- Genre: Professional wrestling Sports entertainment
- Starring: AAA roster
- Country of origin: Mexico
- Original language: Spanish

Production
- Production companies: AAA Televisa

Original release
- Network: Televisa Deportes
- Release: 1992 – 2019

Related
- Lucha Libre AAA on Fox

= AAA Sin Límite =

AAA Sin Límite is a Mexican professional wrestling television program produced by the Lucha Libre AAA Worldwide (originally Asistencia, Asesoría y Administración de Espectáculos; (Note: Most commonly written simply as Asistencia, Asesoría y Administración.) AAA) promotion which aired from 1992 to 2019 on Televisa Deportes, with its premiere episode debuting on May 17, 1992.

==History==
Between April and May of 1992, Antonio Peña, booker of the Mexico City-based Consejo Mundial de Lucha Libre (CMLL), broke with the promotion in favor of establishing his own group, along with Konnan and much of the younger talent from CMLL. This split resulted in the founding of the Televisa-backed Asistencia, Asesoría y Administración de Espectáculos (Note: Most commonly written simply as Asistencia, Asesoría y Administración.) (AAA) promotion. AAA would look for talent from markets outside Mexico City, as they found and signed Tijuana natives Rey Misterio Sr., Rey Misterio Jr., and Psicosis. The promotion became known for signing top talent away from CMLL, such as El Hijo del Santo, Octagón, Blue Panther, Heavy Metal, Cien Caras, and Perro Aguayo. The promotion's first event would take place on May 15, 1992 and aired on May 17, 1992 on tape delay as the first episode of the promotion's Sin Límite weekly program on Televisa Deportes. On July 4, 1992, the promotion taped its first show outside of Mexico when they held a taping at the campus of California State University, Los Angeles in Los Angeles, California which aired on July 12, 1992. On December 26, 1993, AAA aired its first special for the program titled La Lucha del Honor which was taped on November 12, 1993 at the Los Angeles Memorial Sports Arena. In 1993, AAA's TripleMania II-A, B, and C events were taped and aired as episodes of Sin Límite.
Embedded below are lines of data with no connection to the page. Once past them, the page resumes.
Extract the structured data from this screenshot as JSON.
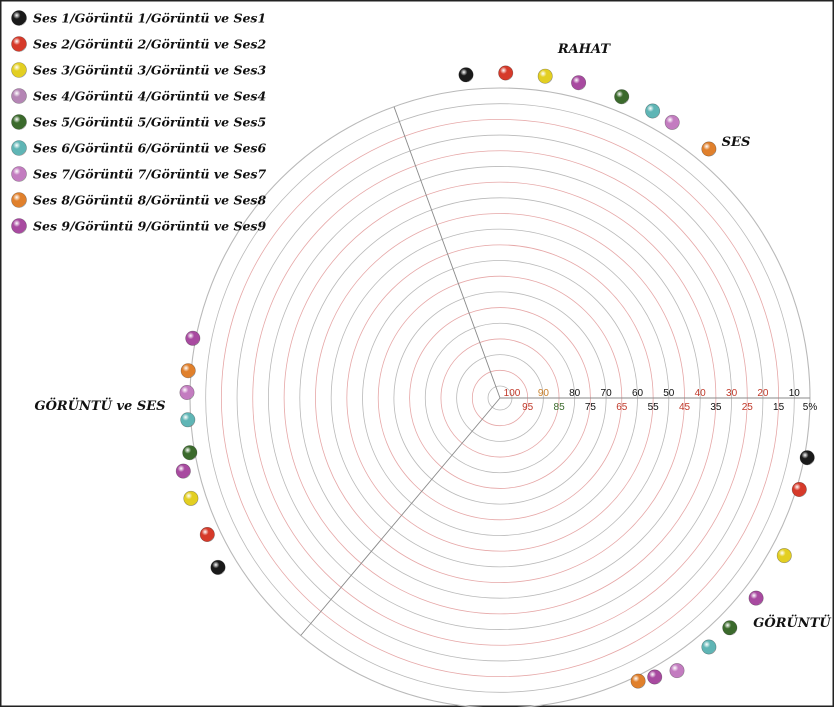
{
  "chart_data": {
    "type": "scatter",
    "subtype": "polar-rings",
    "title": "",
    "colors": {
      "black": "#1a1a1a",
      "red": "#d63a2a",
      "yellow": "#e3cf22",
      "lilac": "#b585b5",
      "green": "#3b6a2c",
      "cyan": "#5fb5b5",
      "pink": "#c37cc0",
      "orange": "#e0802c",
      "magenta": "#a84aa0"
    },
    "legend": [
      {
        "label": "Ses 1/Görüntü 1/Görüntü ve Ses1",
        "color": "#1a1a1a"
      },
      {
        "label": "Ses 2/Görüntü 2/Görüntü ve Ses2",
        "color": "#d63a2a"
      },
      {
        "label": "Ses 3/Görüntü 3/Görüntü ve Ses3",
        "color": "#e3cf22"
      },
      {
        "label": "Ses 4/Görüntü 4/Görüntü ve Ses4",
        "color": "#b585b5"
      },
      {
        "label": "Ses 5/Görüntü 5/Görüntü ve Ses5",
        "color": "#3b6a2c"
      },
      {
        "label": "Ses 6/Görüntü 6/Görüntü ve Ses6",
        "color": "#5fb5b5"
      },
      {
        "label": "Ses 7/Görüntü 7/Görüntü ve Ses7",
        "color": "#c37cc0"
      },
      {
        "label": "Ses 8/Görüntü 8/Görüntü ve Ses8",
        "color": "#e0802c"
      },
      {
        "label": "Ses 9/Görüntü 9/Görüntü ve Ses9",
        "color": "#a84aa0"
      }
    ],
    "categories": [
      {
        "name": "RAHAT"
      },
      {
        "name": "SES"
      },
      {
        "name": "GÖRÜNTÜ"
      },
      {
        "name": "GÖRÜNTÜ ve SES"
      }
    ],
    "rings": [
      5,
      10,
      15,
      20,
      25,
      30,
      35,
      40,
      45,
      50,
      55,
      60,
      65,
      70,
      75,
      80,
      85,
      90,
      95,
      100
    ],
    "tick_labels": [
      {
        "value": 100,
        "text": "100",
        "row": "upper",
        "color": "#c03a2b"
      },
      {
        "value": 95,
        "text": "95",
        "row": "lower",
        "color": "#c03a2b"
      },
      {
        "value": 90,
        "text": "90",
        "row": "upper",
        "color": "#c9802c"
      },
      {
        "value": 85,
        "text": "85",
        "row": "lower",
        "color": "#3b6a2c"
      },
      {
        "value": 80,
        "text": "80",
        "row": "upper",
        "color": "#111111"
      },
      {
        "value": 75,
        "text": "75",
        "row": "lower",
        "color": "#111111"
      },
      {
        "value": 70,
        "text": "70",
        "row": "upper",
        "color": "#111111"
      },
      {
        "value": 65,
        "text": "65",
        "row": "lower",
        "color": "#c03a2b"
      },
      {
        "value": 60,
        "text": "60",
        "row": "upper",
        "color": "#111111"
      },
      {
        "value": 55,
        "text": "55",
        "row": "lower",
        "color": "#111111"
      },
      {
        "value": 50,
        "text": "50",
        "row": "upper",
        "color": "#111111"
      },
      {
        "value": 45,
        "text": "45",
        "row": "lower",
        "color": "#c03a2b"
      },
      {
        "value": 40,
        "text": "40",
        "row": "upper",
        "color": "#c03a2b"
      },
      {
        "value": 35,
        "text": "35",
        "row": "lower",
        "color": "#111111"
      },
      {
        "value": 30,
        "text": "30",
        "row": "upper",
        "color": "#c03a2b"
      },
      {
        "value": 25,
        "text": "25",
        "row": "lower",
        "color": "#c03a2b"
      },
      {
        "value": 20,
        "text": "20",
        "row": "upper",
        "color": "#c03a2b"
      },
      {
        "value": 15,
        "text": "15",
        "row": "lower",
        "color": "#111111"
      },
      {
        "value": 10,
        "text": "10",
        "row": "upper",
        "color": "#111111"
      },
      {
        "value": 5,
        "text": "5%",
        "row": "lower",
        "color": "#111111"
      }
    ],
    "points": [
      {
        "angle_deg": 96,
        "value": 6,
        "color": "#1a1a1a"
      },
      {
        "angle_deg": 89,
        "value": 6,
        "color": "#d63a2a"
      },
      {
        "angle_deg": 82,
        "value": 6,
        "color": "#e3cf22"
      },
      {
        "angle_deg": 76,
        "value": 6,
        "color": "#a84aa0"
      },
      {
        "angle_deg": 68,
        "value": 6,
        "color": "#3b6a2c"
      },
      {
        "angle_deg": 62,
        "value": 6,
        "color": "#5fb5b5"
      },
      {
        "angle_deg": 58,
        "value": 6,
        "color": "#c37cc0"
      },
      {
        "angle_deg": 50,
        "value": 6,
        "color": "#e0802c"
      },
      {
        "angle_deg": -11,
        "value": 0,
        "color": "#1a1a1a"
      },
      {
        "angle_deg": -17,
        "value": 0,
        "color": "#d63a2a"
      },
      {
        "angle_deg": -29,
        "value": 6,
        "color": "#e3cf22"
      },
      {
        "angle_deg": -38,
        "value": 6,
        "color": "#a84aa0"
      },
      {
        "angle_deg": -45,
        "value": 6,
        "color": "#3b6a2c"
      },
      {
        "angle_deg": -50,
        "value": 6,
        "color": "#5fb5b5"
      },
      {
        "angle_deg": -57,
        "value": 6,
        "color": "#c37cc0"
      },
      {
        "angle_deg": -61,
        "value": 3,
        "color": "#a84aa0"
      },
      {
        "angle_deg": -64,
        "value": 1,
        "color": "#e0802c"
      },
      {
        "angle_deg": 169,
        "value": 0,
        "color": "#a84aa0"
      },
      {
        "angle_deg": 175,
        "value": 0,
        "color": "#e0802c"
      },
      {
        "angle_deg": 179,
        "value": 0,
        "color": "#c37cc0"
      },
      {
        "angle_deg": 184,
        "value": 0,
        "color": "#5fb5b5"
      },
      {
        "angle_deg": 190,
        "value": 1,
        "color": "#3b6a2c"
      },
      {
        "angle_deg": 193,
        "value": 6,
        "color": "#a84aa0"
      },
      {
        "angle_deg": 198,
        "value": 6,
        "color": "#e3cf22"
      },
      {
        "angle_deg": 205,
        "value": 5,
        "color": "#d63a2a"
      },
      {
        "angle_deg": 211,
        "value": 8,
        "color": "#1a1a1a"
      }
    ],
    "sector_lines_deg": [
      0,
      110,
      230
    ],
    "grid": true,
    "legend_position": "top-left"
  }
}
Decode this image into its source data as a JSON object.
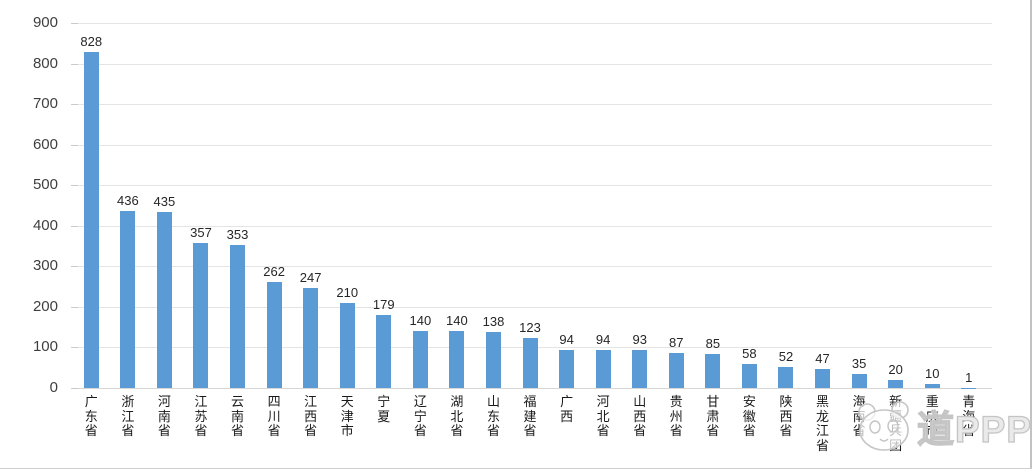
{
  "chart_data": {
    "type": "bar",
    "title": "",
    "xlabel": "",
    "ylabel": "",
    "categories": [
      "广东省",
      "浙江省",
      "河南省",
      "江苏省",
      "云南省",
      "四川省",
      "江西省",
      "天津市",
      "宁夏",
      "辽宁省",
      "湖北省",
      "山东省",
      "福建省",
      "广西",
      "河北省",
      "山西省",
      "贵州省",
      "甘肃省",
      "安徽省",
      "陕西省",
      "黑龙江省",
      "海南省",
      "新疆兵团",
      "重庆市",
      "青海省"
    ],
    "values": [
      828,
      436,
      435,
      357,
      353,
      262,
      247,
      210,
      179,
      140,
      140,
      138,
      123,
      94,
      94,
      93,
      87,
      85,
      58,
      52,
      47,
      35,
      20,
      10,
      1
    ],
    "ylim": [
      0,
      900
    ],
    "yticks": [
      0,
      100,
      200,
      300,
      400,
      500,
      600,
      700,
      800,
      900
    ],
    "grid": true,
    "legend": "none",
    "value_labels": true
  },
  "style": {
    "bar_color": "#5B9BD5",
    "grid_color": "#e4e4e4",
    "axis_text_color": "#3f3f3f",
    "value_label_color": "#262626",
    "watermark_color": "#c5c5c5"
  },
  "watermark": {
    "logo": "panda-face",
    "text": "道PPP"
  }
}
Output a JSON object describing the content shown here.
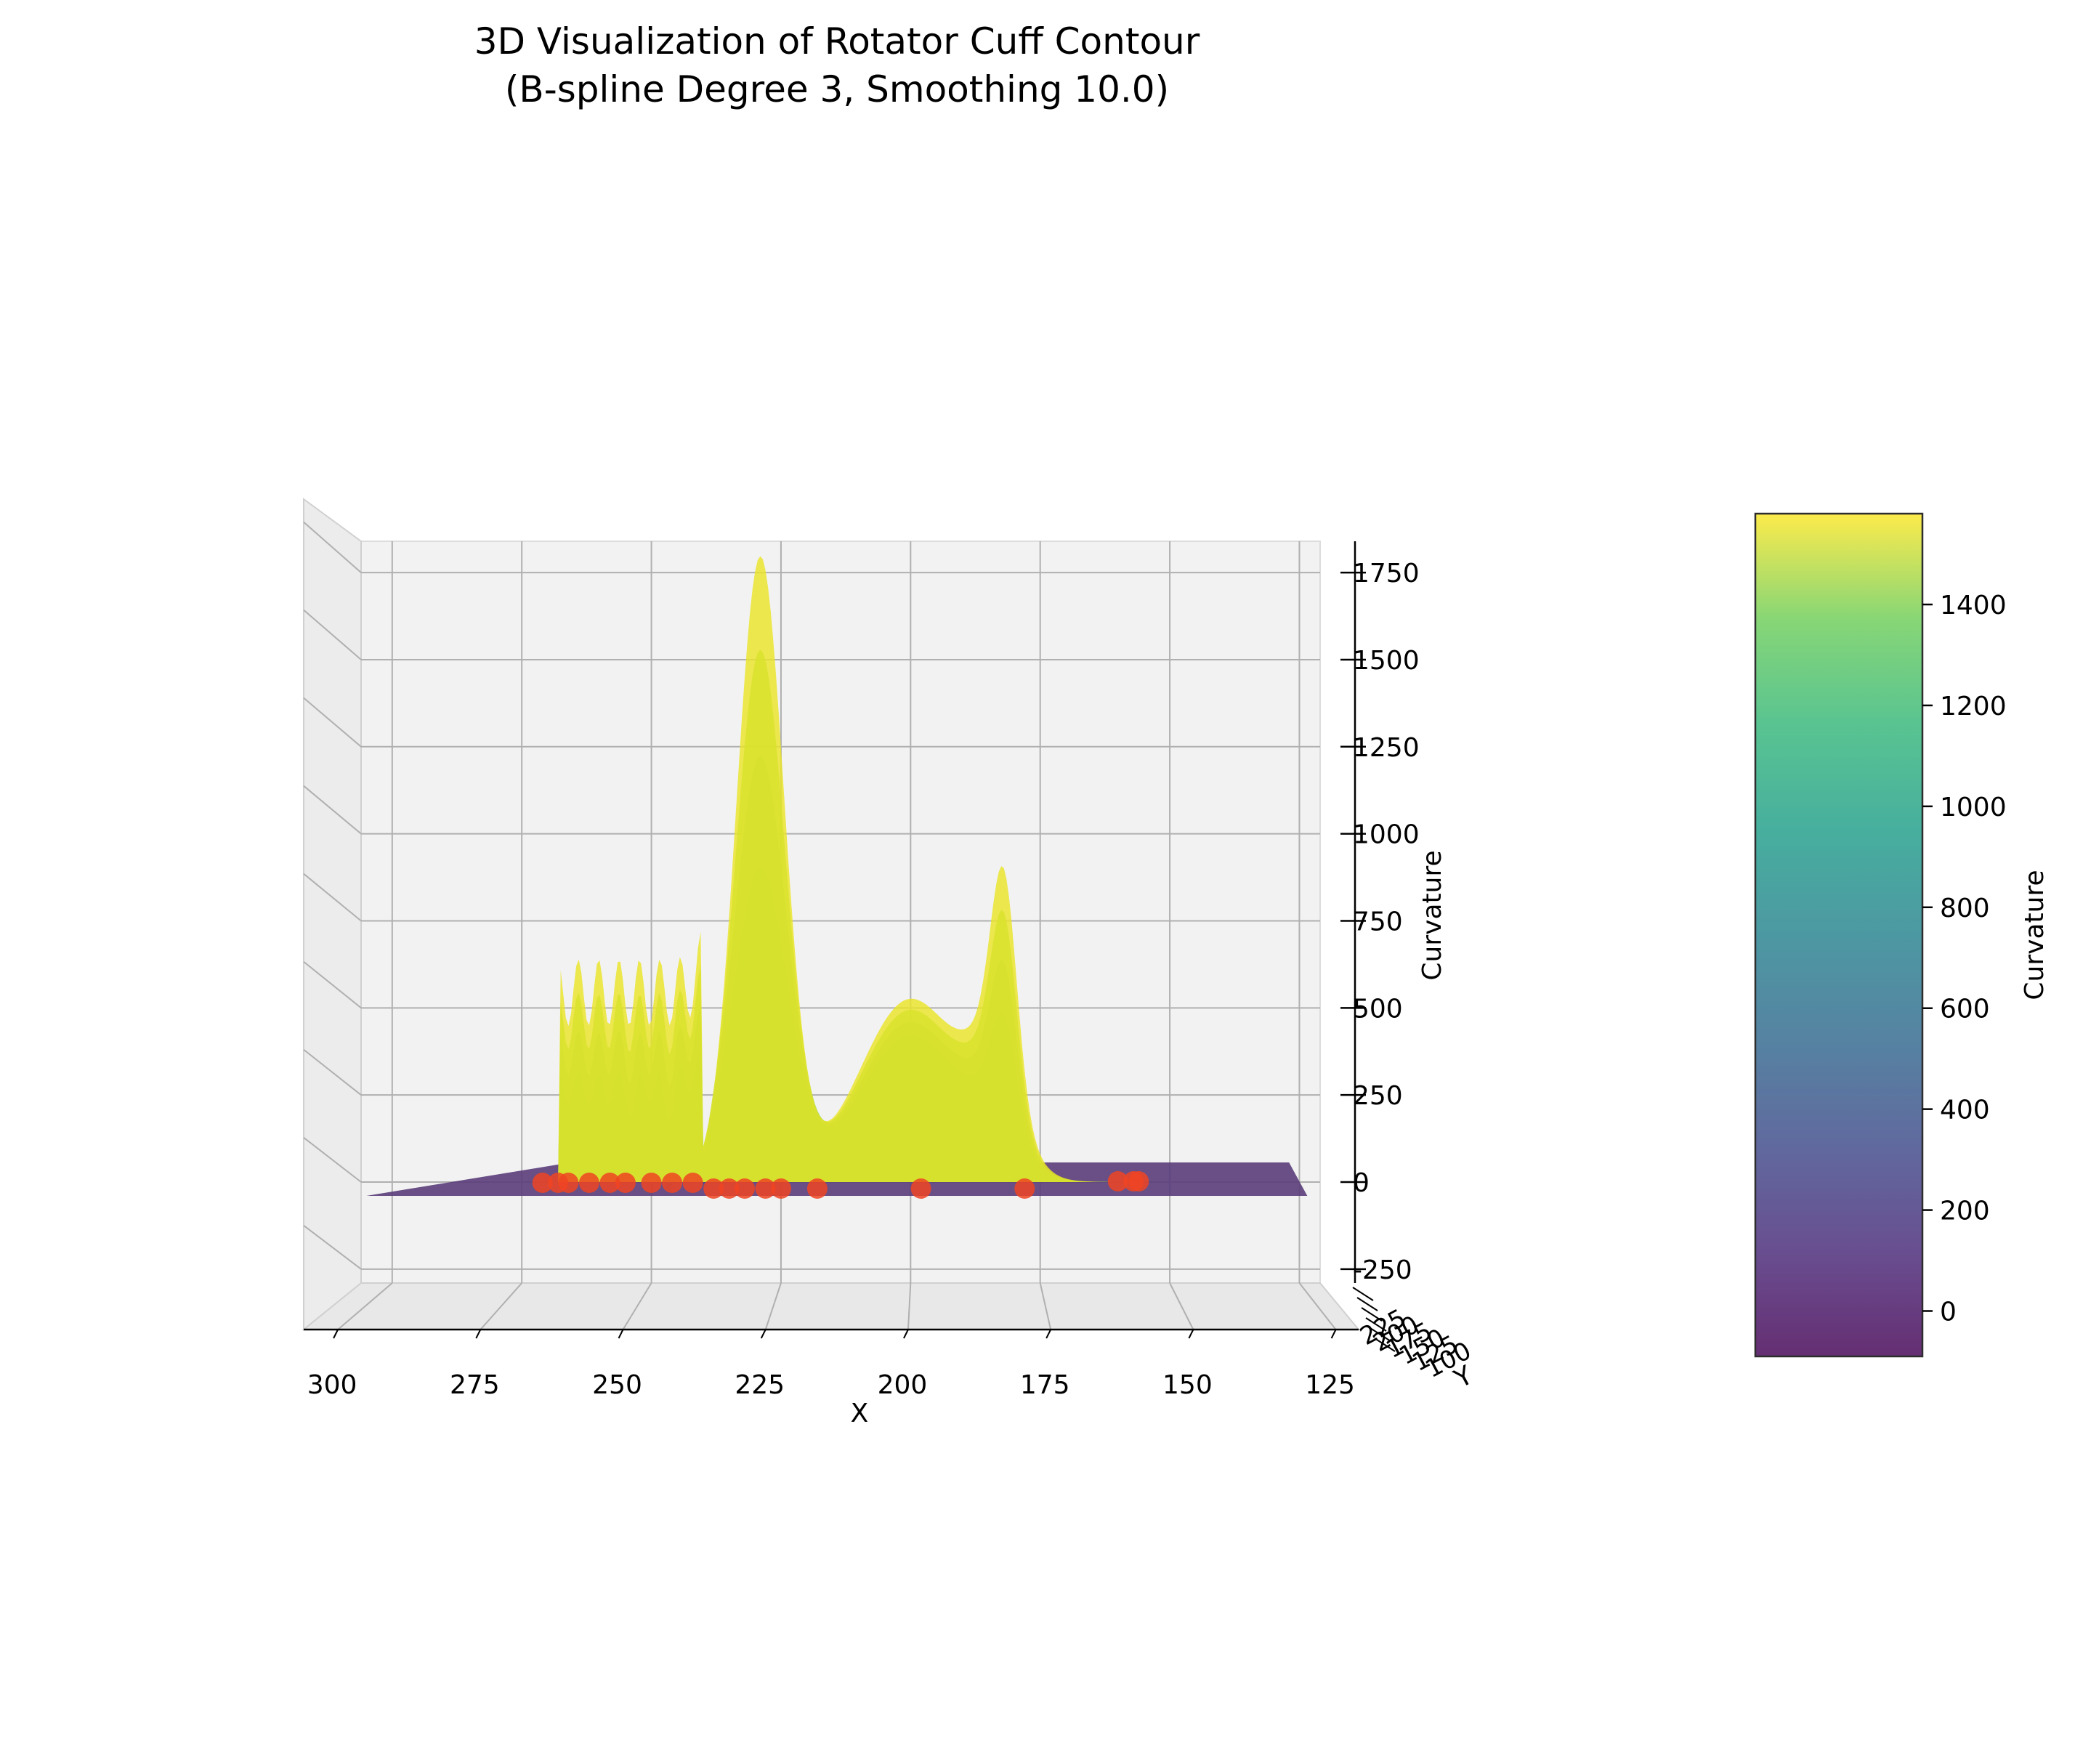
{
  "chart_data": {
    "type": "surface3d",
    "title_line1": "3D Visualization of Rotator Cuff Contour",
    "title_line2": "(B-spline Degree 3, Smoothing 10.0)",
    "xlabel": "X",
    "ylabel": "Y",
    "zlabel": "Curvature",
    "xticks": [
      300,
      275,
      250,
      225,
      200,
      175,
      150,
      125
    ],
    "zticks": [
      1750,
      1500,
      1250,
      1000,
      750,
      500,
      250,
      0,
      -250
    ],
    "yticks_overlapping": [
      "225",
      "200",
      "175",
      "150",
      "125",
      "100"
    ],
    "xlim": [
      306,
      121
    ],
    "zlim": [
      -290,
      1840
    ],
    "colormap": "viridis",
    "colorbar": {
      "label": "Curvature",
      "ticks": [
        1400,
        1200,
        1000,
        800,
        600,
        400,
        200,
        0
      ],
      "range": [
        -90,
        1580
      ]
    },
    "main_peak": {
      "x": 229,
      "curvature": 1790
    },
    "secondary_peak": {
      "x": 182,
      "curvature": 820
    },
    "smooth_hump": {
      "x": 200,
      "curvature": 525
    },
    "contour_points_x": [
      271,
      268,
      266,
      262,
      258,
      255,
      250,
      246,
      242,
      238,
      235,
      232,
      228,
      225,
      218,
      198,
      178,
      160,
      157,
      156
    ],
    "contour_point_color": "#ee4422",
    "base_plane_color": "#5a3d7a"
  }
}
On September 14, 1997, AAA taped the inaugural Verano de Escándalo event which aired as an episode of Sin Límite on October 6, 1997.

On February 1, 2019, AAA announced the end of their relationship with Televisa after 27 years, with the promotion's programming moving to the Multimedios television station. On February 3, AAA announced that they had reached an agreement with TV Azteca to broadcast their lucha libre programming on Azteca 7. AAA programming would later move to various broadcast partners. On November 25, 2025, AAA, now a subsidiary of American promotion WWE, announced a media rights agreement with Fox, which will see weekly its programming air on Fox properties in Mexico and Latin America beginning in 2026. The deal would also allow for special events like Rey de Reyes to be aired on the network beginning with their 2026 editions. AAA and WWE held their inaugural Lucha Libre AAA on Fox episode on January 17, 2026 at Gimnasio Olímpico Juan de la Barrera in Mexico City.

==Roster==

The wrestlers featured on AAA Sin Límite took part in scripted feuds and storylines. Wrestlers portrayed heroic characters (técnicos in Mexico), villains (referred to as rudos in Mexico), or less distinguishable characters in scripted events that built tension and culminated in a wrestling match on Sin Límite.

Arturo "El Rudo" Rivera and Dr. Alfonso Morales were notable commentators for Sin Límite.